Jamais la prévention des infections sexuellement transmissibles n'a été aussi accessible en France. Pourtant, ce sont les moins de 25 ans qui enregistrent aujourd'hui la progression la plus inquiétante des IST.
Le bilan 2024 de Santé publique France ne laisse guère de place au doute. Avec environ 61 100 diagnostics de chlamydia, 25 800 cas de gonorrhée et près de 6 500 infections à la syphilis, les IST progressent de manière continue. Les jeunes de 15 à 25 ans constituent le groupe le plus touché, particulièrement les femmes pour la chlamydia. Du côté du VIH, les 8,5 millions de sérologies réalisées ont permis d'identifier 5 100 nouvelles découvertes de séropositivité. Mais un chiffre préoccupe durablement les spécialistes : environ 43 % de ces diagnostics interviennent à un stade tardif, révélant que beaucoup ignorent longtemps leur infection.
Si cette visibilité accrue s'explique en partie par l'amélioration du dépistage, l'ampleur des diagnostics traduit malgré tout une progression bien réelle des contaminations chez les jeunes.
Une prévention disponible mais pas toujours adoptée
Sur le terrain, l'arsenal préventif semble pourtant complet : préservatifs gratuits en pharmacie, tests accessibles sans ordonnance, centres de dépistage anonymes, campagnes universitaires et même influenceurs qui abordent la sexualité sans tabou. Alors, où se situe la faille ? L'accès ne garantit pas l'usage. Une étude publiée en 2025 par Sida Info Service révèle que 79 % des jeunes de moins de 25 ans ayant contacté la plateforme au sujet d'une IST n'avaient pas utilisé de préservatif lors du rapport en cause.
La prévention institutionnelle peine également à s'inscrire dans les pratiques quotidiennes d'une jeunesse aux codes mouvants. Les messages arrivent parfois trop tard ou paraissent déconnectés des réalités vécues : applications de rencontres, sexualité numérique, contexte festif. Pour beaucoup de jeunes adultes, le VIH n'évoque plus le spectre terrifiant des années 80 et 90. Les traitements efficaces, le message “Indétectable = Intransmissible” et l'absence de témoignages directs dans leur entourage ont transformé cette infection en chapitre d'histoire presque théorique. Ce progrès médical indéniable s'accompagne d'un effet pervers : une menace qui ne se voit plus s'érode dans les consciences. Le VIH devient abstrait alors que les contaminations persistent et que les diagnostics tardifs demeurent un véritable problème de santé publique.
Une sexualité spontanée à l'ère du numérique
La manière d'entrer dans la sexualité a profondément changé. Les rencontres transitent désormais par des applications, des messages privés, des algorithmes qui rapprochent les corps avant même la première conversation. Cette fluidité s'accompagne d'une forme d'urgence du moment, d'une impulsion qui relègue souvent le préservatif au second plan. La sexualité des jeunes se caractérise aussi par sa précocité, sa diversité et sa multiplicité de situations : colocation, soirée, chez quelqu'un rencontré quelques heures plus tôt.
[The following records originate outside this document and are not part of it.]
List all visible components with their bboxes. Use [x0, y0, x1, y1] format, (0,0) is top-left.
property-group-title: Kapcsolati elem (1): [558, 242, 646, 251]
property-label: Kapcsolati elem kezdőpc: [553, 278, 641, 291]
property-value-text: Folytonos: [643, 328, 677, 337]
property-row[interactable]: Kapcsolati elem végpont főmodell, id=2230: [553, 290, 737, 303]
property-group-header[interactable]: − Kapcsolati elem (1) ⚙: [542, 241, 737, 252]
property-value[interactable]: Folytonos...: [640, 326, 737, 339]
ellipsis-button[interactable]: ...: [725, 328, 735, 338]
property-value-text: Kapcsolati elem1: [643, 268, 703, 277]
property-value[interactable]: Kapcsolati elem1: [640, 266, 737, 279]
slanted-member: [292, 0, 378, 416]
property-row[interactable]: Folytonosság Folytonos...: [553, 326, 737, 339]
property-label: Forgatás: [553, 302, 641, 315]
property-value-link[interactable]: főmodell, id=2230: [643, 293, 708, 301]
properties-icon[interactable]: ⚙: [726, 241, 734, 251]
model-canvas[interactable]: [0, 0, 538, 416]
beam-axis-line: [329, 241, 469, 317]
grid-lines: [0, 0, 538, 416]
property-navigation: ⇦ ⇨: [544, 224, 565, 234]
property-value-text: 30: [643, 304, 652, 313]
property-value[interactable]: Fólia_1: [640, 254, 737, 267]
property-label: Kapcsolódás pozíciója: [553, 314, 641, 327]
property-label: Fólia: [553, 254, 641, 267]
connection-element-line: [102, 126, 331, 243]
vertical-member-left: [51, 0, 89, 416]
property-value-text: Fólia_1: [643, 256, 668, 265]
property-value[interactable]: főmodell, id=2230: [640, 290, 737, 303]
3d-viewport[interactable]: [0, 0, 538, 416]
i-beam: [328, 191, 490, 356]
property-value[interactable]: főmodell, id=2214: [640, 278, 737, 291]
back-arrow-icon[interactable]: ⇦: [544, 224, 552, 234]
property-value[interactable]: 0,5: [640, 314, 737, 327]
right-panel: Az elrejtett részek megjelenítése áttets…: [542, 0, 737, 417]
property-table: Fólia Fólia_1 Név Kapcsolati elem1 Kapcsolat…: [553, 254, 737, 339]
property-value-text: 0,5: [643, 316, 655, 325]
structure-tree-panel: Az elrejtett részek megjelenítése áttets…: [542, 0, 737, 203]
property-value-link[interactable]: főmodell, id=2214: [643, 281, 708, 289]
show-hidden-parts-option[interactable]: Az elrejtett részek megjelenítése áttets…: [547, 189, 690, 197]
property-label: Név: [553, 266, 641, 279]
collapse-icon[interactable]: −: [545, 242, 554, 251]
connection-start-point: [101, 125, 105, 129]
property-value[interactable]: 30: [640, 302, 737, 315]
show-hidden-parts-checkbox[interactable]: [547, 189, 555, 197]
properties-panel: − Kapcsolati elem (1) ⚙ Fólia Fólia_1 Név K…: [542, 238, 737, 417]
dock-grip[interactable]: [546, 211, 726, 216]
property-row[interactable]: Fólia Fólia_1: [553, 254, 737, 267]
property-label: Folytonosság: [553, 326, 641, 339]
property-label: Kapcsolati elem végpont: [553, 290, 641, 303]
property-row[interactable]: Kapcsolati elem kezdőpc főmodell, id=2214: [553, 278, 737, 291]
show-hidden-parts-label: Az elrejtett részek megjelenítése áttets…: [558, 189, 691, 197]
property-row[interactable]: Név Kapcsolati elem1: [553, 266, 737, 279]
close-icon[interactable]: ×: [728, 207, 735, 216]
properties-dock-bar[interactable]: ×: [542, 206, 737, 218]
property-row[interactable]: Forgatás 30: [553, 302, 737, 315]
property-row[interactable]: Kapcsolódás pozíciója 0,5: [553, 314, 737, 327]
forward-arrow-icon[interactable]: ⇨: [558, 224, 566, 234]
Autant de contextes où l'organisation cède la place à l'improvisation, et où le préservatif perd son statut de réflexe automatique.
Construire une culture durable de la santé sexuelle
L'éducation sexuelle en France ressemble trop souvent à un rendez-vous annuel, parfois mal assuré, parfois survolé. Une véritable prévention nécessite pourtant une culture continue : connaître les risques, savoir comment, où et quand se faire dépister, oser demander un test.
La santé sexuelle devrait être vécue comme une compétence sociale, pas comme un devoir ponctuel. Les jeunes ont besoin d'outils, de mots et d'espaces sûrs pour poser leurs questions, de repères dans un univers où tout va très vite. Entre accessibilité théorique et adoption pratique, c'est toute une culture de la prévention qu'il reste à construire, au plus près des réalités d'une génération connectée, spontanée et insuffisamment protégée.